C’est justement à l’occasion de la sortie de ce livre, en septembre 2016, que le plus emblématique négociant du Beaujolais avait accepté de revenir sur son riche parcours pour l’Information agricole du Rhône. « Je n’ai jamais eu de regard particulier sur mon parcours. Je suis toujours allé de l’avant pour découvrir ou entreprendre des choses nouvelles. J’ai d’ailleurs toujours fonctionné ainsi ». Malgré ce surnom de « Pape du Beaujolais » qu’il n’affectionnait pas forcément, par modestie sans doute, Georges Duboeuf reconnaissait pourtant avoir assumé ce statut. « J’ai fait ce que je devais faire. […] Je suis reconnaissant des vignerons, qu’ils soient indépendants ou présidents de cave coopérative, de nous être fidèles, de me suivre et de nous écouter », déclarait celui qui, malgré son statut d’homme fort du Beaujolais, n’a jamais pris la présidence de l’interprofession.
Si sa rencontre avec Paul Bocuse était pour lui la plus marquante, Georges Duboeuf était aussi connu pour avoir organisé de mythiques fêtes du beaujolais nouveau dans les années 1980. S'y pressaient des stars, des coureurs automobiles, des chanteurs, des restaurateurs étoilés et des hommes politiques. La belle époque du Beaujolais, avant que la mode du primeur ne s’essouffle progressivement.

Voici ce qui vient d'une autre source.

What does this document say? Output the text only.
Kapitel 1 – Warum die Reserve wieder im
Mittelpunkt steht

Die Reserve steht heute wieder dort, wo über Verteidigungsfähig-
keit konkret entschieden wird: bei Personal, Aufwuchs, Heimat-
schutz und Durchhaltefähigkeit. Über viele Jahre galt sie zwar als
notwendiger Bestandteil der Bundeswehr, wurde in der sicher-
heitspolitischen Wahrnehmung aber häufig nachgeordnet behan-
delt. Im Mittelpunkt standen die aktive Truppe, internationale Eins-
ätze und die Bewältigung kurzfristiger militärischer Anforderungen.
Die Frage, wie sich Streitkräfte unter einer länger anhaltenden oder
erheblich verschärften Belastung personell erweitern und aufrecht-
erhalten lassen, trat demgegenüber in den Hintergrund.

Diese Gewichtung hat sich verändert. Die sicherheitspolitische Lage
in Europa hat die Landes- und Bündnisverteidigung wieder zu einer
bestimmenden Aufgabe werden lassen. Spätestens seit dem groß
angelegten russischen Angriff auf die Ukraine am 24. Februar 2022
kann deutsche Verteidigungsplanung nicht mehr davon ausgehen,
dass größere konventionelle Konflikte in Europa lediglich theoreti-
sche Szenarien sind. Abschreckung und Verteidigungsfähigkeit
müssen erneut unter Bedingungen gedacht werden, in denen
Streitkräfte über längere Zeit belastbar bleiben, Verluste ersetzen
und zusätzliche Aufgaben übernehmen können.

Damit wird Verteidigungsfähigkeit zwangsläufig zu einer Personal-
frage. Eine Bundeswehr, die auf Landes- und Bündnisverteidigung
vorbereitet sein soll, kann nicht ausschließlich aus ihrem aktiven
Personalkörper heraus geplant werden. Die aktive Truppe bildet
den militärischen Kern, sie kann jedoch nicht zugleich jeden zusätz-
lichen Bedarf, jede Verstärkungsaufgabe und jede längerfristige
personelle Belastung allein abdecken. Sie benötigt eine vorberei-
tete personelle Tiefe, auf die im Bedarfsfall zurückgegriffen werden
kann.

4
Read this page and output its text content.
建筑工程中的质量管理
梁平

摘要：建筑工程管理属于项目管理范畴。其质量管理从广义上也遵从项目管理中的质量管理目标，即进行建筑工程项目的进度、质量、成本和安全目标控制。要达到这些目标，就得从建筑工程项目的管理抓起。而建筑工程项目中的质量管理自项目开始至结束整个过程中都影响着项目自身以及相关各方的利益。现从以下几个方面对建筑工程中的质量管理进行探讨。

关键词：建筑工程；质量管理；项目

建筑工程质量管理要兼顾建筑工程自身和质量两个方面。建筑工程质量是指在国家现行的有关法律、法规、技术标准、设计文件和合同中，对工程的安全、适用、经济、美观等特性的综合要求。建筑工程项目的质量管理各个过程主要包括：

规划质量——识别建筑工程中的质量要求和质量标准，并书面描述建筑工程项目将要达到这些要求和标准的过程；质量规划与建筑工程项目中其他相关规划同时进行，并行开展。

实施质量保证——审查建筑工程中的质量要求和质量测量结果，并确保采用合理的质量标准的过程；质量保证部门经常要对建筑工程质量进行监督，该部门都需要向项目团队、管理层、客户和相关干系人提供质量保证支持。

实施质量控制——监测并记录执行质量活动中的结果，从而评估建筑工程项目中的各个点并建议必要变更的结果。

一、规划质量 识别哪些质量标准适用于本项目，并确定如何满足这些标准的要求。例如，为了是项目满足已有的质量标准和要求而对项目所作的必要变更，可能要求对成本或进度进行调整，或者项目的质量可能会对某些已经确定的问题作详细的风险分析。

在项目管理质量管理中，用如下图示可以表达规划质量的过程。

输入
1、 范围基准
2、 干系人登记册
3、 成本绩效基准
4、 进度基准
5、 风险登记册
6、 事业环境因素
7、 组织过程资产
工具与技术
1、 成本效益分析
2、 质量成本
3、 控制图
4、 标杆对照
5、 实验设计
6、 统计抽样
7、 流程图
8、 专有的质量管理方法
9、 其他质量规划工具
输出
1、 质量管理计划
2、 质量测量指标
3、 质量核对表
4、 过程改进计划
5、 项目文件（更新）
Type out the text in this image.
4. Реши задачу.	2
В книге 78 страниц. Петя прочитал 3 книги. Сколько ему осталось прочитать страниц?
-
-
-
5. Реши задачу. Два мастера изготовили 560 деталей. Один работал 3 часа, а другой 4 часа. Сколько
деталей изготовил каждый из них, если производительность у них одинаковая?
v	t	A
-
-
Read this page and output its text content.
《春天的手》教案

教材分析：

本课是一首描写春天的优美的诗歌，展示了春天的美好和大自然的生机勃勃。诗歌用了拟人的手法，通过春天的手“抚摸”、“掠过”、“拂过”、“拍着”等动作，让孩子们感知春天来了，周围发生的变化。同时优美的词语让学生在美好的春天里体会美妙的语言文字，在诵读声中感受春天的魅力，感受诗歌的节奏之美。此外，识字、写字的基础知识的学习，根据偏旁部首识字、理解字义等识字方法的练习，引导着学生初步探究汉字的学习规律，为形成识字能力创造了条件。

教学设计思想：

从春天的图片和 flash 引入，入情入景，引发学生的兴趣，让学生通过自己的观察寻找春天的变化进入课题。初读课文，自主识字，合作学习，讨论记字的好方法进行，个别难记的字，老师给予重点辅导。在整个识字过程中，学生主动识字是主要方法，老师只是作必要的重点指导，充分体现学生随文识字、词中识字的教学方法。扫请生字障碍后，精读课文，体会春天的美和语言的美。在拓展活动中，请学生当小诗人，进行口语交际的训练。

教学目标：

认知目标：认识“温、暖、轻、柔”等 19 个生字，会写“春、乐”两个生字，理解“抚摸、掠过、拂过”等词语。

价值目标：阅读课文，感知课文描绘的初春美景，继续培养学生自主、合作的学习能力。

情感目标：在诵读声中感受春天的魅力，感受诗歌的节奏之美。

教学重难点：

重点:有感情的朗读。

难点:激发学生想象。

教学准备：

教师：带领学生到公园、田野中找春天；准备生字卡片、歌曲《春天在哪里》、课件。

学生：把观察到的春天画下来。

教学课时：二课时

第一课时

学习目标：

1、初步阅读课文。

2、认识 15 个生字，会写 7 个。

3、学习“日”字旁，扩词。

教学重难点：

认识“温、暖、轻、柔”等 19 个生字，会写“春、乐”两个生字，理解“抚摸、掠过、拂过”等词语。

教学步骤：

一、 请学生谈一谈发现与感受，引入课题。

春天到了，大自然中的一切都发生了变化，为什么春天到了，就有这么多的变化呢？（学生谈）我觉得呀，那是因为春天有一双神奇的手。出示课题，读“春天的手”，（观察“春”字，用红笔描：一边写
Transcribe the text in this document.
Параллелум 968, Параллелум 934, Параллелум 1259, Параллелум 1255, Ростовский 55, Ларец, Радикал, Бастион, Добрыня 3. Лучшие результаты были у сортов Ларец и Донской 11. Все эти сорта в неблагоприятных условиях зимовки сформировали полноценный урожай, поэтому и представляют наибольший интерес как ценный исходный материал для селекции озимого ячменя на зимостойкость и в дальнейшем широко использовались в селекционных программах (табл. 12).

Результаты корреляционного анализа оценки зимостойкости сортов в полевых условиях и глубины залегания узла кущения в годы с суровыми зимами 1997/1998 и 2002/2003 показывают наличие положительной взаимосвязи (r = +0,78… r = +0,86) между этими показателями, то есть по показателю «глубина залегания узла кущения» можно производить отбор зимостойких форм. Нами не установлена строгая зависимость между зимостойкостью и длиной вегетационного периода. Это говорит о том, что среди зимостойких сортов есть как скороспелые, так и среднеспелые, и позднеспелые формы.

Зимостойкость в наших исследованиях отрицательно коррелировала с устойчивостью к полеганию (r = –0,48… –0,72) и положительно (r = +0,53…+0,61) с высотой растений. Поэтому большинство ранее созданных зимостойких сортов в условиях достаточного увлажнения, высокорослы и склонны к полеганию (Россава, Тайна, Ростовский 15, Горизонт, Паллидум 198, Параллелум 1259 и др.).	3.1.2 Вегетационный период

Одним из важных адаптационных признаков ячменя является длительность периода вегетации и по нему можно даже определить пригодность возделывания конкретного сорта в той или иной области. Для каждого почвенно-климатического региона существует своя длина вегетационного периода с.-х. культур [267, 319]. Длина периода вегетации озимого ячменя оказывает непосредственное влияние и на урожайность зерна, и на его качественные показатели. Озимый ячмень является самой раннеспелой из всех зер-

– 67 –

Pour Dominique Piron, président d’Inter Beaujolais, suite à cette disparition, « une page se tourne » dans le Beaujolais. « Son intuition lui a permis de tracer un chemin tout neuf, son propre chemin au début, qui plus tard deviendra un fil conducteur pour beaucoup d’autres, sans jamais se retourner et sans jamais manquer aucun rendez-vous de ce chapitre de l’histoire du Beaujolais. Par sa vision et son travail, il a redonné de la vie, de la couleur, des arômes, quelque chose de joyeux, à ces vins du Beaujolais. Il a été un catalyseur, emmenant avec lui d’autres négociants et d’autres vignerons, et le Beaujolais a été ainsi le premier vignoble de France à refaire la Une des journaux et télévisions, en France et dans le monde. […] C’était du goût, un nez, de l’intuition, de la vision, une mémoire énorme et surtout beaucoup de travail ».
D’autres proches et professionnels viticoles du Beaujolais n’ont pas manqué de lui rendre hommage, à commencer par Bernard Pivot, avec ses mots, tel qu’on le connaît. « C’était un grand ami dont j’admirais les qualités humaines à la hauteur, sa vie durant, de ses qualités professionnelles. Est-ce un hasard si ce négociant mondialement connu a attendu pour partir les premiers jours de ‘’deux mille vins’’ ? » Daniel Bulliat, président de l’ODG beaujolais – beaujolais villages, évoque « un homme du vin et une force de travail énorme. Il était parti de rien et consacrait quinze heures de travail par jour, sept jours sur sept. Grâce à son sens de la communication et du marketing, il a exporté son vin et son image dans de très nombreux pays. C’était un visionnaire, un précurseur et un créateur. Il restera une forte personnalité et un passionné du vin qui a beaucoup fait pour le Beaujolais, grâce aussi à la construction de son Hameau du vin en 1993. Nous sommes tous tristes de le voir partir ». La rédaction de l'Exploitant Agricole de Saône-et-Loire adresse ses sincères condoléances à toute sa famille.